A refresher on the story: It is told from the perspective of a young girl, Scout, who is the daughter of a small-town lawyer named Atticus Finch (played by Peck in the movie). The setting is Depression-era Alabama. Finch is unpopular in town because he has decided to take on the defense of a black man named Tom Robinson who is accused of rape by a young white woman.

And this is where the story, in contemporary terms, goes off the rails. Atticus Finch didn’t #BelieveAllWomen. He didn’t take an accusation at face value. He defended an alleged rapist, vigorously and unremittingly, making use of every opportunity provided to him by the norms of the Anglo-American system of justice. He did it despite considerable social pressure to simply believe the accuser.

In a gripping courtroom scene, Finch cross-examines Mayella Ewell, the 19-year-old daughter of an abusive drunk from a dirt-poor family who is Robinson’s accuser. With all the vehemence and emotion she can muster, Ewell insists that Robinson attacked her after she got him to break up a piece of old furniture at her house.

Without mercy, Finch takes apart her account. In contemporary internet argot, he “destroys” her. He brushes right by her tears. He doesn’t care about her feelings, only the facts. He exposes contradictions in her story and shreds her credibility, especially with the dramatic revelation that Robinson doesn’t have use of his left arm when he stands up at the defense table (he is alleged to have hit her with his left hand).

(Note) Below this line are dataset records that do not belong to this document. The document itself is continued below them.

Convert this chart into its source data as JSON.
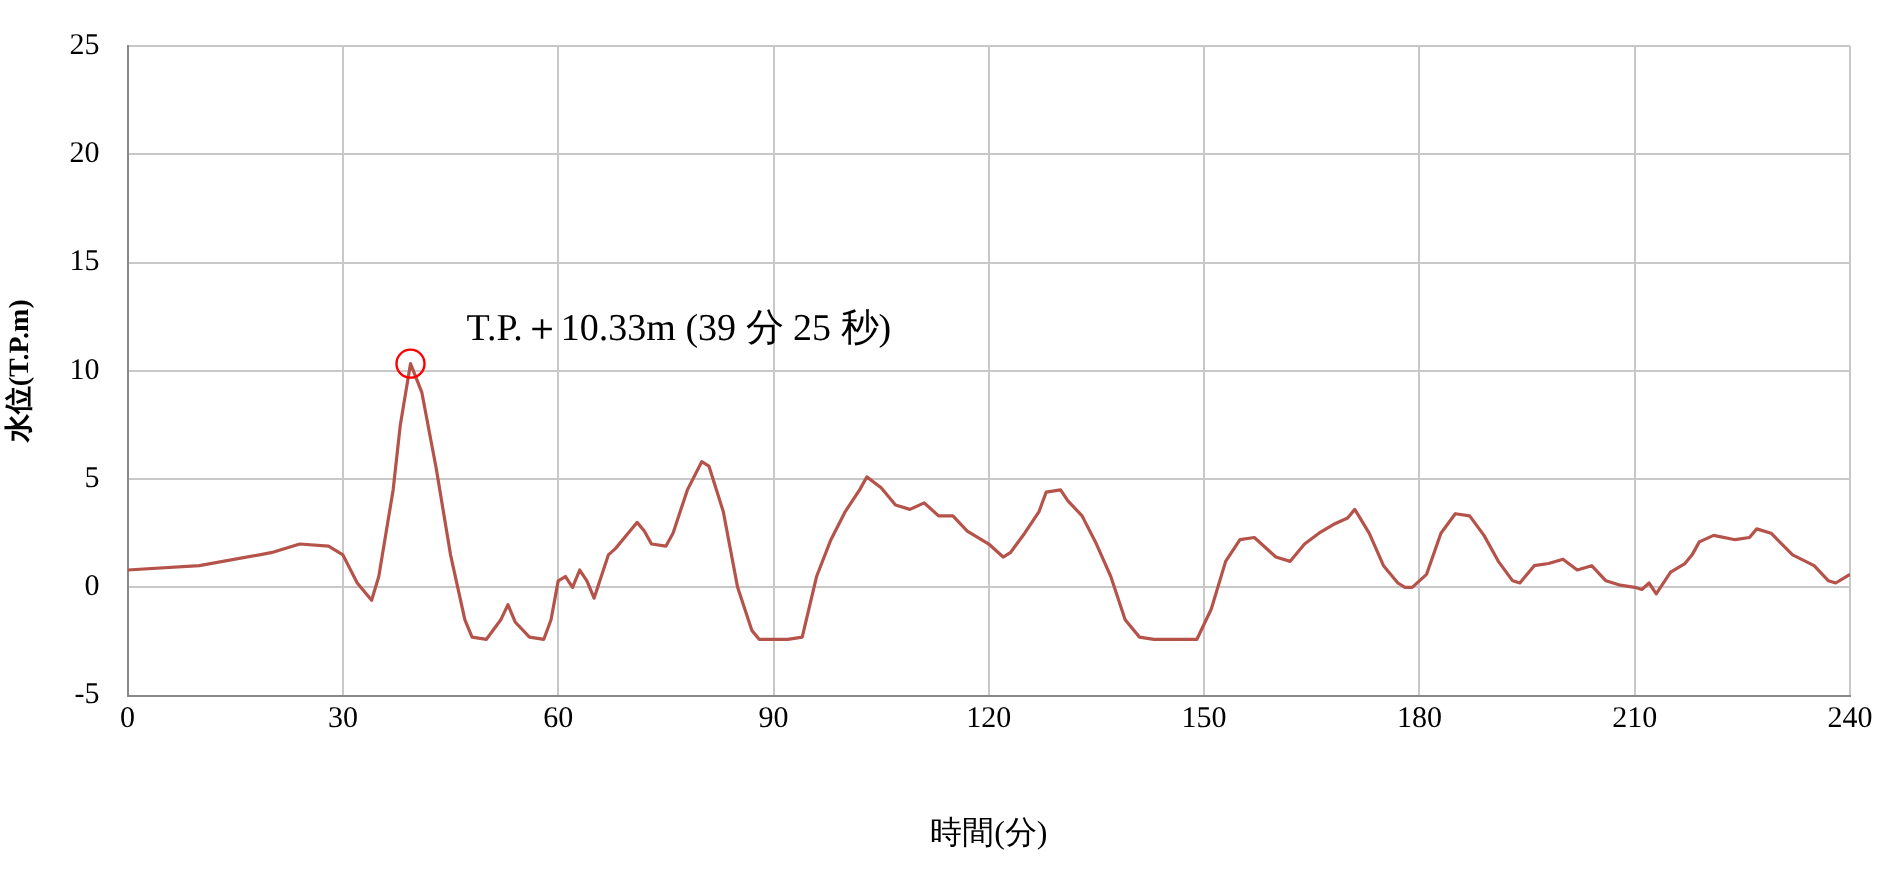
{
  "chart_data": {
    "type": "line",
    "xlabel": "時間(分)",
    "ylabel": "水位(T.P.m)",
    "series": [
      {
        "color": "#b5524a",
        "x": [
          0,
          10,
          20,
          24,
          28,
          30,
          32,
          34,
          35,
          36,
          37,
          38,
          39.42,
          41,
          43,
          45,
          47,
          48,
          50,
          52,
          53,
          54,
          56,
          58,
          59,
          60,
          61,
          62,
          63,
          64,
          65,
          66,
          67,
          68,
          70,
          71,
          72,
          73,
          75,
          76,
          78,
          80,
          81,
          83,
          85,
          87,
          88,
          92,
          94,
          96,
          98,
          100,
          102,
          103,
          105,
          107,
          109,
          111,
          113,
          115,
          117,
          120,
          122,
          123,
          125,
          127,
          128,
          130,
          131,
          133,
          135,
          137,
          139,
          141,
          143,
          149,
          151,
          153,
          155,
          157,
          158,
          160,
          162,
          164,
          166,
          168,
          170,
          171,
          173,
          175,
          177,
          178,
          179,
          181,
          183,
          185,
          187,
          189,
          191,
          193,
          194,
          196,
          198,
          200,
          202,
          204,
          206,
          208,
          210,
          211,
          212,
          213,
          215,
          217,
          218,
          219,
          221,
          224,
          226,
          227,
          229,
          232,
          235,
          237,
          238,
          240
        ],
        "values": [
          0.8,
          1.0,
          1.6,
          2.0,
          1.9,
          1.5,
          0.2,
          -0.6,
          0.5,
          2.5,
          4.5,
          7.5,
          10.33,
          9,
          5.5,
          1.5,
          -1.5,
          -2.3,
          -2.4,
          -1.5,
          -0.8,
          -1.6,
          -2.3,
          -2.4,
          -1.5,
          0.3,
          0.5,
          0,
          0.8,
          0.3,
          -0.5,
          0.5,
          1.5,
          1.8,
          2.6,
          3.0,
          2.6,
          2.0,
          1.9,
          2.5,
          4.5,
          5.8,
          5.6,
          3.5,
          0,
          -2.0,
          -2.4,
          -2.4,
          -2.3,
          0.5,
          2.2,
          3.5,
          4.5,
          5.1,
          4.6,
          3.8,
          3.6,
          3.9,
          3.3,
          3.3,
          2.6,
          2.0,
          1.4,
          1.6,
          2.5,
          3.5,
          4.4,
          4.5,
          4.0,
          3.3,
          2.0,
          0.5,
          -1.5,
          -2.3,
          -2.4,
          -2.4,
          -1.0,
          1.2,
          2.2,
          2.3,
          2.0,
          1.4,
          1.2,
          2.0,
          2.5,
          2.9,
          3.2,
          3.6,
          2.5,
          1.0,
          0.2,
          0,
          0,
          0.6,
          2.5,
          3.4,
          3.3,
          2.4,
          1.2,
          0.3,
          0.2,
          1.0,
          1.1,
          1.3,
          0.8,
          1.0,
          0.3,
          0.1,
          0,
          -0.1,
          0.2,
          -0.3,
          0.7,
          1.1,
          1.5,
          2.1,
          2.4,
          2.2,
          2.3,
          2.7,
          2.5,
          1.5,
          1.0,
          0.3,
          0.2,
          0.6
        ]
      }
    ],
    "annotations": [
      {
        "text": "T.P.＋10.33m (39 分 25 秒)",
        "x": 39.42,
        "y": 10.33
      }
    ],
    "xlim": [
      0,
      240
    ],
    "xticks": [
      0,
      30,
      60,
      90,
      120,
      150,
      180,
      210,
      240
    ],
    "ylim": [
      -5,
      25
    ],
    "yticks": [
      -5,
      0,
      5,
      10,
      15,
      20,
      25
    ],
    "grid": true,
    "legend": false,
    "marker": "none",
    "line_style": "solid"
  }
}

It is revealed that Ewell is lying. She had made an advance on Robinson and gotten caught by her vicious, racist father. The charge of rape against Robinson was a cover story, although the bigoted jury convicts him anyway.

“To Kill a Mockingbird” stands firmly for the proposition that an accusation can be false, that unpopular defendants presumed guilty must and should be defended, and that it is admirable and brave to withstand the crowd -- at times in the story, literally the lynch mob -- when it wants to cast aside the normal protections of justice.

Exactly what has made Atticus Finch such an honored figure in our culture would make him a very inconvenient man at many college campuses today, where charges of sexual misconduct are adjudicated without the accused being allowed to confront the accuser or make use of other key features of our system of justice. Finch is a rebuke to the shift from a presumption of innocence toward a presumption of guilt that now attends accusations of sexual harassment and assault. He didn’t believe that someone being accused of something is enough to establish his wrongdoing, or accept that a category of people were, by definition, to be under a pall of suspicion.


Are you getting the message girls? These people think any woman who comes forward to report a rape must be destroyed. They must. Because if you can conflate Tom Robinson of To Kill A Mockingbird with the antics of the drunken pigs at Georgetown Prep who slandered a girl named Renate as their personal pass-around pack in their yearbook --- and are now having a hysterical fit that anyone would think such a despicable jerk shouldn't be given a promotion from federal appeals court to the Supreme Court --- there's little doubt about how much they hate us.

And, by the way, conservative white women, then and today, have been willing collaborators. There's plenty o,f just plain cruelty among them, and tribalism is a powerful drug. But in conservative circles, there's just no margin making daddy mad.